Intervention de Sébastien Chenu

Séance en hémicycle du mardi 10 septembre 2019 à 15h00
Mobilités — Discussion générale

Photo issue du site de l'Assemblée nationale ou de WikipediaSébastien Chenu :

La réduction des inégalités territoriales, l'amélioration des offres de déplacement au quotidien et l'accélération de la transition énergétique doivent être des priorités de toute politique de transports publics. Cependant, ces grands objectifs ne s'incarnent dans ce projet de loi qu'au travers de mesures trop vagues, au financement incertain quand elles ne sont pas polluées par le soupçon d'une volonté d'ubériser à marche forcée le secteur des transports.

Le Rassemblement national alerte depuis de nombreuses années les gouvernements successifs quant à la fracture territoriale qui s'accentue entre les grandes métropoles d'une part et les villes moyennes et les zones rurales d'autre part. Les métropoles, gavées d'argent public, bénéficient d'une offre de services publics abondante et de solutions de transports modernes et variées. Au contraire, les zones périphériques et rurales sont toujours plus enclavées, créant à juste titre chez les habitants le sentiment d'être laissés pour compte. Est-il acceptable qu'après 20 heures, Denain, principale ville de ma circonscription, soit inaccessible en train alors que la métropole lilloise ne se situe qu'à une cinquantaine de kilomètres ?

Tant que la logique de concentration des réseaux de transport en étoile autour des métropoles ne sera pas brisée, le phénomène de métropolisation, qui exclut de nombreuses villes de plus en plus enclavées, sera encouragé.

C'est pourquoi nous avons proposé, par voie d'amendement, une nouvelle organisation, en toile d'araignée, qui privilégie la connexion entre les villes moyennes et les territoires pauvres en services publics. Dans ma circonscription, malgré l'augmentation constante du nombre d'usagers, plusieurs gares de proximité voient leur exploitation diminuer quand il n'est pas décidé leur fermeture pure et simple. Les usagers se retrouvent obligés de réaliser leur trajet quotidien en voiture, voire de déménager pour conserver leur emploi ou en obtenir un. Ainsi, un Français sur dix déclare avoir dû renoncer à un emploi ou à une formation à cause de problèmes de transport. C'est pourquoi nous avons proposé que le maintien en exploitation des petites lignes ferroviaires et des gares de proximité soit inscrit comme un grand objectif de cette loi d'orientation des mobilités.

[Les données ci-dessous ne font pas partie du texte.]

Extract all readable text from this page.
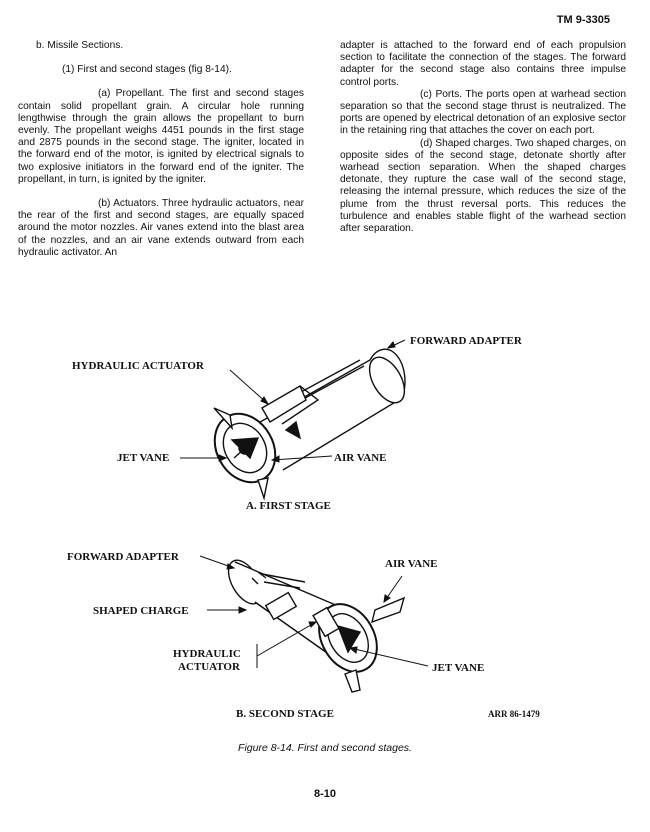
TM 9-3305

b. Missile Sections.

(1) First and second stages (fig 8-14).

(a) Propellant. The first and second stages contain solid propellant grain. A circular hole running lengthwise through the grain allows the propellant to burn evenly. The propellant weighs 4451 pounds in the first stage and 2875 pounds in the second stage. The igniter, located in the forward end of the motor, is ignited by electrical signals to two explosive initiators in the forward end of the igniter. The propellant, in turn, is ignited by the igniter.

(b) Actuators. Three hydraulic actuators, near the rear of the first and second stages, are equally spaced around the motor nozzles. Air vanes extend into the blast area of the nozzles, and an air vane extends outward from each hydraulic activator. An

adapter is attached to the forward end of each propulsion section to facilitate the connection of the stages. The forward adapter for the second stage also contains three impulse control ports.

(c) Ports. The ports open at warhead section separation so that the second stage thrust is neutralized. The ports are opened by electrical detonation of an explosive sector in the retaining ring that attaches the cover on each port.

(d) Shaped charges. Two shaped charges, on opposite sides of the second stage, detonate shortly after warhead section separation. When the shaped charges detonate, they rupture the case wall of the second stage, releasing the internal pressure, which reduces the size of the plume from the thrust reversal ports. This reduces the turbulence and enables stable flight of the warhead section after separation.

FORWARD ADAPTER
HYDRAULIC ACTUATOR
JET VANE	AIR VANE
A. FIRST STAGE
FORWARD ADAPTER
AIR VANE
SHAPED CHARGE
HYDRAULIC
ACTUATOR	JET VANE
B. SECOND STAGE	ARR 86-1479
Figure 8-14. First and second stages.
8-10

L'accélération de la transition énergétique est louable. À terme, la sortie du diesel et du tout thermique est un objectif de bon sens. Mais ce n'est pas en instaurant une écologie punitive qui sanctionne et laisse de côté les plus fragiles, lesquels n'ont pas les moyens de s'acheter un véhicule propre à plus de 35 000 euros, que la transition énergétique sera menée avec succès – Ludovic Pajot l'a très bien dit. L'interdiction de l'ensemble des véhicules thermiques à l'horizon de 2040 n'a pas de sens si, en parallèle, diminue le montant de la prime à la casse.

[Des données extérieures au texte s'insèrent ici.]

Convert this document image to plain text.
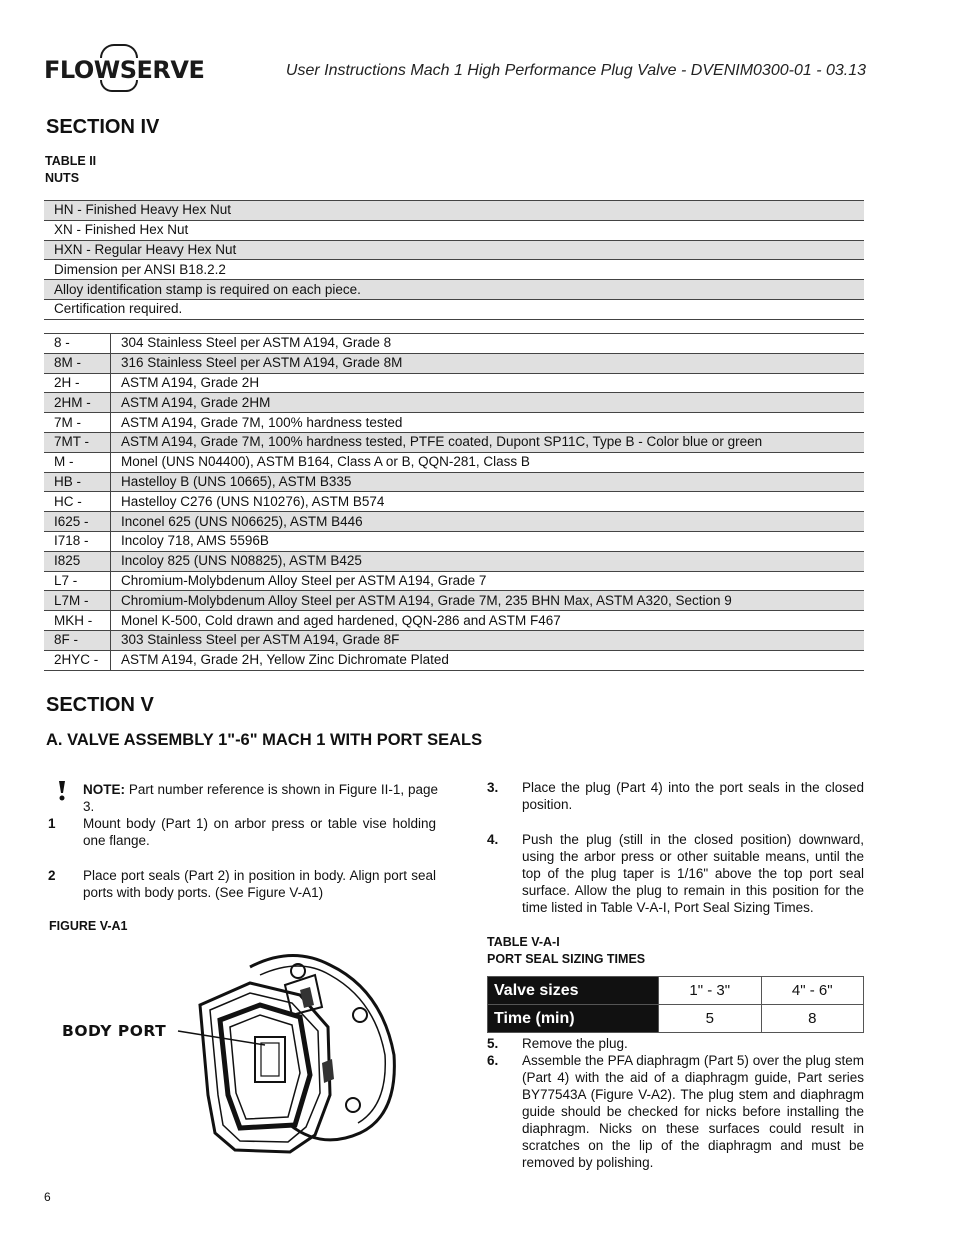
FLOWSERVE	User Instructions Mach 1 High Performance Plug Valve - DVENIM0300-01 - 03.13
SECTION IV
TABLE II
NUTS
HN - Finished Heavy Hex Nut
XN - Finished Hex Nut
HXN - Regular Heavy Hex Nut
Dimension per ANSI B18.2.2
Alloy identification stamp is required on each piece.
Certification required.
8 -	304 Stainless Steel per ASTM A194, Grade 8
8M -	316 Stainless Steel per ASTM A194, Grade 8M
2H -	ASTM A194, Grade 2H
2HM -	ASTM A194, Grade 2HM
7M -	ASTM A194, Grade 7M, 100% hardness tested
7MT -	ASTM A194, Grade 7M, 100% hardness tested, PTFE coated, Dupont SP11C, Type B - Color blue or green
M -	Monel (UNS N04400), ASTM B164, Class A or B, QQN-281, Class B
HB -	Hastelloy B (UNS 10665), ASTM B335
HC -	Hastelloy C276 (UNS N10276), ASTM B574
I625 -	Inconel 625 (UNS N06625), ASTM B446
I718 -	Incoloy 718, AMS 5596B
I825	Incoloy 825 (UNS N08825), ASTM B425
L7 -	Chromium-Molybdenum Alloy Steel per ASTM A194, Grade 7
L7M -	Chromium-Molybdenum Alloy Steel per ASTM A194, Grade 7M, 235 BHN Max, ASTM A320, Section 9
MKH -	Monel K-500, Cold drawn and aged hardened, QQN-286 and ASTM F467
8F -	303 Stainless Steel per ASTM A194, Grade 8F
2HYC -	ASTM A194, Grade 2H, Yellow Zinc Dichromate Plated
SECTION V
A. VALVE ASSEMBLY 1"-6" MACH 1 WITH PORT SEALS
NOTE: Part number reference is shown in Figure II-1, page 3.
1 Mount body (Part 1) on arbor press or table vise holding one flange.
2 Place port seals (Part 2) in position in body. Align port seal ports with body ports. (See Figure V-A1)
FIGURE V-A1
BODY PORT
3. Place the plug (Part 4) into the port seals in the closed position.
4. Push the plug (still in the closed position) downward, using the arbor press or other suitable means, until the top of the plug taper is 1/16" above the top port seal surface. Allow the plug to remain in this position for the time listed in Table V-A-I, Port Seal Sizing Times.
TABLE V-A-I
PORT SEAL SIZING TIMES
Valve sizes	1" - 3"	4" - 6"
Time (min)	5	8
5. Remove the plug.
6. Assemble the PFA diaphragm (Part 5) over the plug stem (Part 4) with the aid of a diaphragm guide, Part series BY77543A (Figure V-A2). The plug stem and diaphragm guide should be checked for nicks before installing the diaphragm. Nicks on these surfaces could result in scratches on the lip of the diaphragm and must be removed by polishing.
6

La recherche et la promotion des énergies alternatives restent largement lacunaires. C'est pourquoi nous proposons depuis longtemps un vaste plan hydrogène qui permettrait à la France de combler son retard dans ce domaine. D'autres pays mènent une politique destinée à approfondir la recherche sur cette énergie d'avenir, mais vous avez choisi, au contraire, de réduire l'an dernier les crédits disponibles.

Ce projet de loi d'orientation des mobilités est aussi, malheureusement, entaché par le soupçon d'une ubérisation à marche forcée. Après les ambulances et les taxis, le Gouvernement s'attaque désormais aux auto-écoles. Les petites auto-écoles, qui représentent parfois l'un des derniers commerces de proximité dans certaines petites villes, sont priées de s'effacer devant des plateformes internet qui se retrouveront en situation de quasi-monopole et dont rien – au contraire ! – ne permet d'assurer qu'elles offriront un service de meilleure qualité à un prix plus abordable que la petite école traditionnelle qui a pignon sur rue.

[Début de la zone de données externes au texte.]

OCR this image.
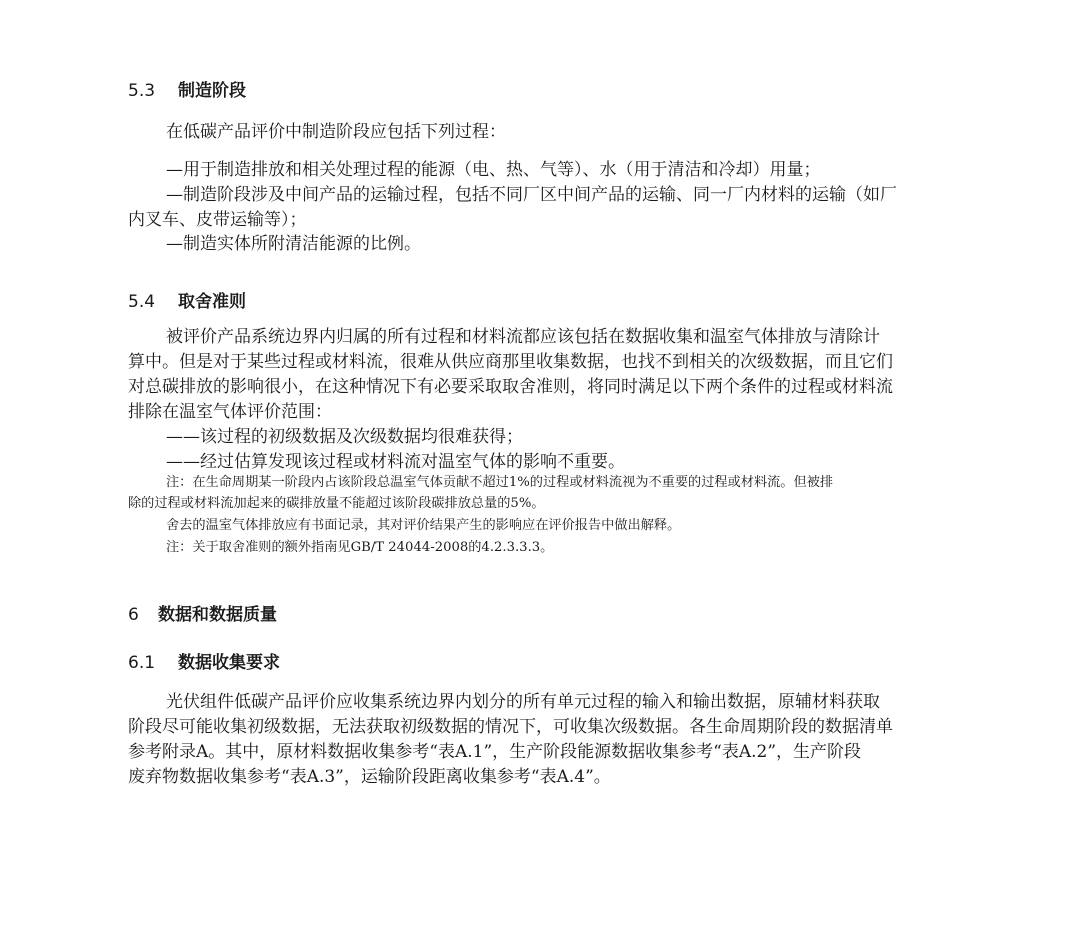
5.3 制造阶段
在低碳产品评价中制造阶段应包括下列过程：
—用于制造排放和相关处理过程的能源（电、热、气等）、水（用于清洁和冷却）用量；
—制造阶段涉及中间产品的运输过程，包括不同厂区中间产品的运输、同一厂内材料的运输（如厂
内叉车、皮带运输等）；
—制造实体所附清洁能源的比例。
5.4 取舍准则
被评价产品系统边界内归属的所有过程和材料流都应该包括在数据收集和温室气体排放与清除计
算中。但是对于某些过程或材料流，很难从供应商那里收集数据，也找不到相关的次级数据，而且它们
对总碳排放的影响很小，在这种情况下有必要采取取舍准则，将同时满足以下两个条件的过程或材料流
排除在温室气体评价范围：
——该过程的初级数据及次级数据均很难获得；
——经过估算发现该过程或材料流对温室气体的影响不重要。
注：在生命周期某一阶段内占该阶段总温室气体贡献不超过1%的过程或材料流视为不重要的过程或材料流。但被排
除的过程或材料流加起来的碳排放量不能超过该阶段碳排放总量的5%。
舍去的温室气体排放应有书面记录，其对评价结果产生的影响应在评价报告中做出解释。
注：关于取舍准则的额外指南见GB/T 24044-2008的4.2.3.3.3。
6 数据和数据质量
6.1 数据收集要求
光伏组件低碳产品评价应收集系统边界内划分的所有单元过程的输入和输出数据，原辅材料获取
阶段尽可能收集初级数据，无法获取初级数据的情况下，可收集次级数据。各生命周期阶段的数据清单
参考附录A。其中，原材料数据收集参考“表A.1”，生产阶段能源数据收集参考“表A.2”，生产阶段
废弃物数据收集参考“表A.3”，运输阶段距离收集参考“表A.4”。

Une nouvelle fois, ce Gouvernement prouve sa déconnexion totale avec le quotidien des Français en poursuivant la politique des transports menée depuis trente ans : privatisations et ubérisation généralisée.

En deuxième lecture, nos inquiétudes perdurent et s'aggravent. Ce texte affiche des objectifs louables mais ne permet pas de mener une transition écologique ambitieuse. Il engage au contraire une marche forcée vers la numérisation et l'ubérisation de l'économie, de notre société entière.

À terme, mais c'est peut-être votre volonté, vous aurez transformé notre pays en un immense centre commercial.